En 2023, le bail pour la ferme n’est pas renouvelé et les Cretegny perdent l’exploitation. Aujourd’hui, «La Ferme aux Cretegny» se trouve toujours à Bussy-Chardonney, mais dans une autre ferme qui, cette fois, leur appartient. Laurence a quatre fois posé la question aux jeunes s’ils voulaient vraiment rester dans l’agriculture et l’accueil à la ferme, et la réponse a toujours été affirmative. Même si la création de chambres d’hôtes s’avère plus compliquée cette fois car la ferme se trouve en zone agricole et non pas en zone village. Laurence soupire. «Cinq mois d’enquête préalable.» Pour le nouveau projet, il leur est également demandé de calculer les heures que représentent l’agriculture et l’agritourisme, car le revenu généré par ce dernier ne doit pas dépasser le revenu agricole. Tandis que Laurence est tout à fait d’accord avec la restriction à maximum quatre chambres d’hôte permises en zone agricole pour ne pas concurrencer les hôteliers, elle est critique par rapport à la limite du revenu. «Que faire si le revenu provenant de l’agriculture continue de baisser?
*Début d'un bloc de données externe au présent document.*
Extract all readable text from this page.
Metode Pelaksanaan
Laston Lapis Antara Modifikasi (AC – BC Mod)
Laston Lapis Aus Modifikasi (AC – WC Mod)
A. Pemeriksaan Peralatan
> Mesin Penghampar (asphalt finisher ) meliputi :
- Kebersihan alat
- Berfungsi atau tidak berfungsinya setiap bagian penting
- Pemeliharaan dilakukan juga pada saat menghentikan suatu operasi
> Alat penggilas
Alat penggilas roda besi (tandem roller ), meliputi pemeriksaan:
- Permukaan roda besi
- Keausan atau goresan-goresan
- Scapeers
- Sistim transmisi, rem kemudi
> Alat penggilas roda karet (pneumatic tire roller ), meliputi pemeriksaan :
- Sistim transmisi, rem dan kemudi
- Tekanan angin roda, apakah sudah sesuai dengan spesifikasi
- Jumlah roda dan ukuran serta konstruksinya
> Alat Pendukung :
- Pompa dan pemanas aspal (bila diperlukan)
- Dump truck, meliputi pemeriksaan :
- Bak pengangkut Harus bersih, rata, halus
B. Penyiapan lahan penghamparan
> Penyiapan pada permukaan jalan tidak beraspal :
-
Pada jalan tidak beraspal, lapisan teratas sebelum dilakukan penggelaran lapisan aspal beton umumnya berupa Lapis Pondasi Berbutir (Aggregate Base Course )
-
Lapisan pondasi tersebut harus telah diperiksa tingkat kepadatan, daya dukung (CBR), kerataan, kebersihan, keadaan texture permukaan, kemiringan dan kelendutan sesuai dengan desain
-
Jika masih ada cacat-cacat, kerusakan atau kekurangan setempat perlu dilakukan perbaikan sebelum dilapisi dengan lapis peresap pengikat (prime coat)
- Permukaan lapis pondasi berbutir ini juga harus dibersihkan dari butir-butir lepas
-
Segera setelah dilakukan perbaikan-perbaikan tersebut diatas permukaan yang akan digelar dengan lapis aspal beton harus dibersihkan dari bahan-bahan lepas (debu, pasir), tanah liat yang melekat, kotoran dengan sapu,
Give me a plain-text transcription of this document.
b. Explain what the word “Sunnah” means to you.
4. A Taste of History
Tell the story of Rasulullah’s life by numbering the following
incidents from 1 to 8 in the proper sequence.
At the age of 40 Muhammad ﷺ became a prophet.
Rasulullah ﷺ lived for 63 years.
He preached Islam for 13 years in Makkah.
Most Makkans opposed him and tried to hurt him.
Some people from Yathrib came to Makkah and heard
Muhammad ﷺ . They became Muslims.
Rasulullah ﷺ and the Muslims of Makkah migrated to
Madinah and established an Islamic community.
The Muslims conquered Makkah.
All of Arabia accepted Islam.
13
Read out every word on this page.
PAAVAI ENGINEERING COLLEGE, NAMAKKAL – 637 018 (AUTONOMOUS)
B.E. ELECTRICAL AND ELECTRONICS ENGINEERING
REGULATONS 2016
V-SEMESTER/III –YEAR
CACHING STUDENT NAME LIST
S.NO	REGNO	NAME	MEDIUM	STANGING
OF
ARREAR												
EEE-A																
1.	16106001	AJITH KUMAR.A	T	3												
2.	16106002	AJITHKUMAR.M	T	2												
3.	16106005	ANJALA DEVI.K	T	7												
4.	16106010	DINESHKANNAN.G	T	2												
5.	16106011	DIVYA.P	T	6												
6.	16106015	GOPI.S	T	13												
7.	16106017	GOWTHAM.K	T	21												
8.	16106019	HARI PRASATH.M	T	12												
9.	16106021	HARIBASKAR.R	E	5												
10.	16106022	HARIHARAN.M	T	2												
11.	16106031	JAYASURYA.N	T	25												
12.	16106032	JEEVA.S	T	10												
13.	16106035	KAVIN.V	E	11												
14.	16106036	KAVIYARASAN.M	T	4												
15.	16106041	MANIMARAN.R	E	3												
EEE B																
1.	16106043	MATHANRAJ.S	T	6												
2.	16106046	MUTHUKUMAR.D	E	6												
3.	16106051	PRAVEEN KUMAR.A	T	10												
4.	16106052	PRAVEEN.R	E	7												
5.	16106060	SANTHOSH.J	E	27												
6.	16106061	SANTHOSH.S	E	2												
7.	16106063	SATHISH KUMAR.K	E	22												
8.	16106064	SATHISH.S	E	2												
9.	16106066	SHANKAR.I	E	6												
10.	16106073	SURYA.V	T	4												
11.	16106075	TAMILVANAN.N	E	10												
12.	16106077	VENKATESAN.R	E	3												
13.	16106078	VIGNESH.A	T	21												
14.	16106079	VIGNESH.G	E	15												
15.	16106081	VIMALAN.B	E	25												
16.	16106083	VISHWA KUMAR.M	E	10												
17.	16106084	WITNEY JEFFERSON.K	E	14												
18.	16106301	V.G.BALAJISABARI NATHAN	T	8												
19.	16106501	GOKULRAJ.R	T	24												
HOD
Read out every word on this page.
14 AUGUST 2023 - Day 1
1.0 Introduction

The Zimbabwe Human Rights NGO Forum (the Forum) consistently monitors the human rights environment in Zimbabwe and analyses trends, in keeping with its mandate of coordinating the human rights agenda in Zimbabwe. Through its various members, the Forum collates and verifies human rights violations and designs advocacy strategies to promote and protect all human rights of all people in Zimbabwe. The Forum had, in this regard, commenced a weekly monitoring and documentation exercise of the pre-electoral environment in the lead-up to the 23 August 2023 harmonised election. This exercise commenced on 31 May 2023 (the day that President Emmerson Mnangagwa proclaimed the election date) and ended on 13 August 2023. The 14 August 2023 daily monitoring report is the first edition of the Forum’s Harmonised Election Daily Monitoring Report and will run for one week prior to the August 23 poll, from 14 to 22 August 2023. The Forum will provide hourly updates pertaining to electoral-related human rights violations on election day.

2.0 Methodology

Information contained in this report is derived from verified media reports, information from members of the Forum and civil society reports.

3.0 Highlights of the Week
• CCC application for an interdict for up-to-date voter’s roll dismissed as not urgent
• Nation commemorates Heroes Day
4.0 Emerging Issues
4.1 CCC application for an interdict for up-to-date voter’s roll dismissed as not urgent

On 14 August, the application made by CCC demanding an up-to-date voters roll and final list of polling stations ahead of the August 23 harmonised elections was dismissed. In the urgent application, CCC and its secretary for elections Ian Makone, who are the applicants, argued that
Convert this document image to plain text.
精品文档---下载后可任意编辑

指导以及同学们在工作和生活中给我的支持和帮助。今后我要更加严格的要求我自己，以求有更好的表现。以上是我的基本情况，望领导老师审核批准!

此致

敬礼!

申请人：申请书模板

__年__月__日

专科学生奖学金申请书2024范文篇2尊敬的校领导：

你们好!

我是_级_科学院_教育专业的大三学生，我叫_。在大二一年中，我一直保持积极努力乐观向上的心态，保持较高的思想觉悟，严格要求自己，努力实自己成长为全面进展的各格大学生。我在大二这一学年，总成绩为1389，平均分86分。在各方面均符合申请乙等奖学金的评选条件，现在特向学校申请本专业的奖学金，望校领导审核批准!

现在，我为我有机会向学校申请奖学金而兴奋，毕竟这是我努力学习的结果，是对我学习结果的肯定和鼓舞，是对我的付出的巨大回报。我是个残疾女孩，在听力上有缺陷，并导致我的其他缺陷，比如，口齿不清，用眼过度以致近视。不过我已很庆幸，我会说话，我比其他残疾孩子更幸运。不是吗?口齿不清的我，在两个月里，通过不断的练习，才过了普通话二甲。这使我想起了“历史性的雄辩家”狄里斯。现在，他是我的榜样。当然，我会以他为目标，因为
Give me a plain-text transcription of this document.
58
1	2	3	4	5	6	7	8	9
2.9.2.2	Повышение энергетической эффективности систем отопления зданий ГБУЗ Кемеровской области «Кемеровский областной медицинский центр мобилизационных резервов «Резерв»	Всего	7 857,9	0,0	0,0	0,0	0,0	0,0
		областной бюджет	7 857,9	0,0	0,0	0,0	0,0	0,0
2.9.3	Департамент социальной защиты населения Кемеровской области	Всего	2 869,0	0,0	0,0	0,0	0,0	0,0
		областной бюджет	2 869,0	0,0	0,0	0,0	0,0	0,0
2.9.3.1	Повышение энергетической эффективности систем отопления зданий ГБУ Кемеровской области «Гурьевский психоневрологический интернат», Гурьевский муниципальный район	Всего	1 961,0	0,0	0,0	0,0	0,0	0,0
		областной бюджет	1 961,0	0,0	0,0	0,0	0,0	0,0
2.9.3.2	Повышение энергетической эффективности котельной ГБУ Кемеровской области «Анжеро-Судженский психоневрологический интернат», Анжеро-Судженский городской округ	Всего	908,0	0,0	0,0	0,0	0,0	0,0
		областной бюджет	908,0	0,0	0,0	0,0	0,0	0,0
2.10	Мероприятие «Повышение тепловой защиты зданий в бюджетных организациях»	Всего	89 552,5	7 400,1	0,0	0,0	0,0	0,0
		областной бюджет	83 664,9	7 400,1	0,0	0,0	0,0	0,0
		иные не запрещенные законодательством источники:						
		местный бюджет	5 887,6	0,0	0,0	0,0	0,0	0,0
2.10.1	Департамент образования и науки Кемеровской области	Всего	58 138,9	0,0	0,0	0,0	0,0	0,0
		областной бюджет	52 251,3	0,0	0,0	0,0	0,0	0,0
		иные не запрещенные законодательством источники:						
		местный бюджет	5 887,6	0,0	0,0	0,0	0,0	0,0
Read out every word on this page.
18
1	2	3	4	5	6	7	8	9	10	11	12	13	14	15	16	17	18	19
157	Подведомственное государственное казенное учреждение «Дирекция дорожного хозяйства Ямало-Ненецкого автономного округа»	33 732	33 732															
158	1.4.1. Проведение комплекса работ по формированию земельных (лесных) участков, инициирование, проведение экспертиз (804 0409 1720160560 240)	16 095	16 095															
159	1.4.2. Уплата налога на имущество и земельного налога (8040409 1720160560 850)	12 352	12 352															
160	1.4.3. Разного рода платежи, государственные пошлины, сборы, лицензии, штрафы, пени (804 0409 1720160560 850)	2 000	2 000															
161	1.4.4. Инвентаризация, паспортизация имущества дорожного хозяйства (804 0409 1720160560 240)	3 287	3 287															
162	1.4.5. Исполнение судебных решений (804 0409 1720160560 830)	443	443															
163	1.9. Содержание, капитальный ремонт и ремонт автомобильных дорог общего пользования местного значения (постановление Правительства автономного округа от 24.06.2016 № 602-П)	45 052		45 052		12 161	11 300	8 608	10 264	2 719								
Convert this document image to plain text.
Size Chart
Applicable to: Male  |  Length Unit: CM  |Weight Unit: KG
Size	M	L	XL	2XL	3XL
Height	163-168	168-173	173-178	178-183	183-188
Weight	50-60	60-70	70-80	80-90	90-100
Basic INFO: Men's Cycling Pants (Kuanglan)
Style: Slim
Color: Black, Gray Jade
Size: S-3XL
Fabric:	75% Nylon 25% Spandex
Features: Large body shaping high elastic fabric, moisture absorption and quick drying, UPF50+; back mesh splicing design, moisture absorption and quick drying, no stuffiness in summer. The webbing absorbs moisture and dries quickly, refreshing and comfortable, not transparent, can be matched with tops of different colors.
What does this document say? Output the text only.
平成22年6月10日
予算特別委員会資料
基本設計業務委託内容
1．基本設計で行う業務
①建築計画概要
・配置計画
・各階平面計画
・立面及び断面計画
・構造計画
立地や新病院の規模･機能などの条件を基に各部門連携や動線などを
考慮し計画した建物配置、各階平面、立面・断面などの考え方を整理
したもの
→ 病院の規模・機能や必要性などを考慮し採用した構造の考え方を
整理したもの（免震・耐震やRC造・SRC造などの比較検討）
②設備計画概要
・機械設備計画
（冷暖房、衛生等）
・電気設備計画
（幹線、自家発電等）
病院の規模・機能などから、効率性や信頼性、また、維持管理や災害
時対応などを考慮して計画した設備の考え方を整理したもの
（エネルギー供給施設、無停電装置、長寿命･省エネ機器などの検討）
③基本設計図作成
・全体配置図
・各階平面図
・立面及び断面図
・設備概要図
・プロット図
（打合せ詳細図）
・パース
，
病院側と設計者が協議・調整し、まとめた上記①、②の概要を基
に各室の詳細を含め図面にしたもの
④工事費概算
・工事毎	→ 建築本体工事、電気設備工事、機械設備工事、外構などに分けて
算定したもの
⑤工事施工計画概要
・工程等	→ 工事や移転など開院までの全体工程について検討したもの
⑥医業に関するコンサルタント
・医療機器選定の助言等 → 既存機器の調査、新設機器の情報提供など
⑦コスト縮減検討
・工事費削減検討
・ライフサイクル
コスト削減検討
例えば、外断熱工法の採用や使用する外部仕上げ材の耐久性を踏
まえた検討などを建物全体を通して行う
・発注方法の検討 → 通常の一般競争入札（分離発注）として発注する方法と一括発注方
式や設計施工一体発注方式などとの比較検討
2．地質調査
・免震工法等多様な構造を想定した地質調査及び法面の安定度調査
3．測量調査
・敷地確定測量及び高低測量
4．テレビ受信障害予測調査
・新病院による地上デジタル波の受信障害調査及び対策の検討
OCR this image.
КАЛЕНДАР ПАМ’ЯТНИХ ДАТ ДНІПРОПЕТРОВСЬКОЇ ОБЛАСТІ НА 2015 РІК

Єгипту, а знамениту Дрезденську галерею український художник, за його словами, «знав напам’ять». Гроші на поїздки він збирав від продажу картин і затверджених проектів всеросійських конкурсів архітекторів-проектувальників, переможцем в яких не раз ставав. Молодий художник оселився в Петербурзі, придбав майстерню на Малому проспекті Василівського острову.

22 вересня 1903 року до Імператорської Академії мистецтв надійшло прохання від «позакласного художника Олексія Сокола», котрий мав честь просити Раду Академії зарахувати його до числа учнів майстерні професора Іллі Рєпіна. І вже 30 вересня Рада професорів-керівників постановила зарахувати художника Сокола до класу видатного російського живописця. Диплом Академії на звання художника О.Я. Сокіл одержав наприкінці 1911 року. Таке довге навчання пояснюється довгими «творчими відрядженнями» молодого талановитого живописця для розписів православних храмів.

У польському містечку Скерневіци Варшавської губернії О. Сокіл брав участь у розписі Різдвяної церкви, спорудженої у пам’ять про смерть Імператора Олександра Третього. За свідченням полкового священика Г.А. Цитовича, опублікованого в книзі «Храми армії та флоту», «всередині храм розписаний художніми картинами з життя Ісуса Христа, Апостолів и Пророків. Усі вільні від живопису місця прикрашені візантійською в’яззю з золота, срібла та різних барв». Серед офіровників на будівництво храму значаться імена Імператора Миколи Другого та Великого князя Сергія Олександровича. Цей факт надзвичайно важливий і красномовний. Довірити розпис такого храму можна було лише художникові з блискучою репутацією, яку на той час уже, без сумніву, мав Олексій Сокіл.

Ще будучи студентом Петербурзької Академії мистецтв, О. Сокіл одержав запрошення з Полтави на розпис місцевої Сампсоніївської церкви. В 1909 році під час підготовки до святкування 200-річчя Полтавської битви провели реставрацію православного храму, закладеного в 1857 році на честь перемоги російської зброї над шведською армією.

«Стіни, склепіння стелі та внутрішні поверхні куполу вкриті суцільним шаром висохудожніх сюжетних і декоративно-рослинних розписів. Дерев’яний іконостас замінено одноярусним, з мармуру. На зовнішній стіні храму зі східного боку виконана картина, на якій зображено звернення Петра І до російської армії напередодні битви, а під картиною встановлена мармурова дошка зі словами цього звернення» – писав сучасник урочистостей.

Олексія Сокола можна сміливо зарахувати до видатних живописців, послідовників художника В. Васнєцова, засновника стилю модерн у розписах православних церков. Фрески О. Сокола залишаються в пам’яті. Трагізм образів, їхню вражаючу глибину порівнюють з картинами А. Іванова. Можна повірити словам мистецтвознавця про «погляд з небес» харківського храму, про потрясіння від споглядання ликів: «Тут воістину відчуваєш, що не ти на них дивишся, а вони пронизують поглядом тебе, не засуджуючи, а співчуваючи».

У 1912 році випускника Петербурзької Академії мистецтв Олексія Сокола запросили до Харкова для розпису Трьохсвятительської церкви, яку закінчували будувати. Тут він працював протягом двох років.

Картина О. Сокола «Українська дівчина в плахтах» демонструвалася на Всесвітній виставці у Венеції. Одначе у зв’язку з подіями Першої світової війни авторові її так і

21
Faut-il abandonner la ferme et s’inscrire au chômage? Il faut que le politique comprenne ces réalités du terrain!» L’ancienne syndique de Bussy-Chardonney, élue avec brio au Grand Conseil vaudois, est bien placée pour les expliquer, ces réalités. En politique aussi, elle aspire à créer le lien entre la ville et la campagne, à sensibiliser pour la situation du monde rural. Son mandant au TCS Vaud, à travers lequel elle milite pour une mobilité mixte qui répond aussi aux besoins des personnes qui ne peuvent pas se passer de la voiture, en est la parfaite illustration. L’élargissement des autoroutes, refusé par le peuple suisse? Laurence a fait campagne pour le Oui en insistant sur le manque de sécurité sur des routes aujourd’hui complétement saturées. «Quand on construit des maisons sur des centaines d’hectares de terres agricoles, cela ne semble choquer personne!»  

Arrivée au Rotary  

L’agriculture et la perte de son ancienne exploitation lui ont d’ailleurs ouvert la voie vers le Rotary. «Si j’ai participé plusieurs fois pour des demandes de prises de paroles dans divers groupes du Rotary, on ne m’avait jamais demandé de rejoindre les rangs», se rappelle-t-elle. Lors de l’édition 2023 du salon de vin Divinum à Morges, un membre du Rotary de St-Sulpice est venu vers elle afin de proposer son aide pour retrouver un domaine. Peu après, il lui a proposé de rejoindre le Rotary. Membre depuis octobre 2024, Laurence n’a pas encore eu l’occasion de participer à des actions, mais se réjouit des soutiens qui sont apportés à des personnes et des institutions dans le besoin par cette organisation dont elle salue grandement l’engagement. L’heure tourne, Laurence doit filer à sa séance du Conseil Synodal. Rajoutons encore qu’à ses heures perdues, la paysanne dont le curriculum déborde de certificats et d’expériences, met en scène une Revue de la région, joue du théâtre, fait de l’attelage et propose un service traiteur à deux laiteries-fromageries. Mais là, hop, elle quitte la pizzeria à Morges, toujours son sourire aux lèvres, pour être à l’heure du prochain rendez-vous. 

L’agritourisme en Suisse

Pendant la pandémie de Covid, la demande de séjours à la ferme a atteint des sommets. Les hôtes recherchaient la nature et la tranquillité, loin des foules: c'est ce qu'explique Andreas Allenspach, directeur d'Agritourisme Suisse, l'organisation faîtière des offres de tourisme rural. Aujourd'hui, les hébergements plus simples, comme dormir sur la paille, sont moins demandés, au profit d'offres innovantes et luxueuses. Par exemple, les nuitées dans des cabanes dans les arbres, qui coûtent facilement 180 francs par personne et par nuit, sont réservées six mois à l'avance.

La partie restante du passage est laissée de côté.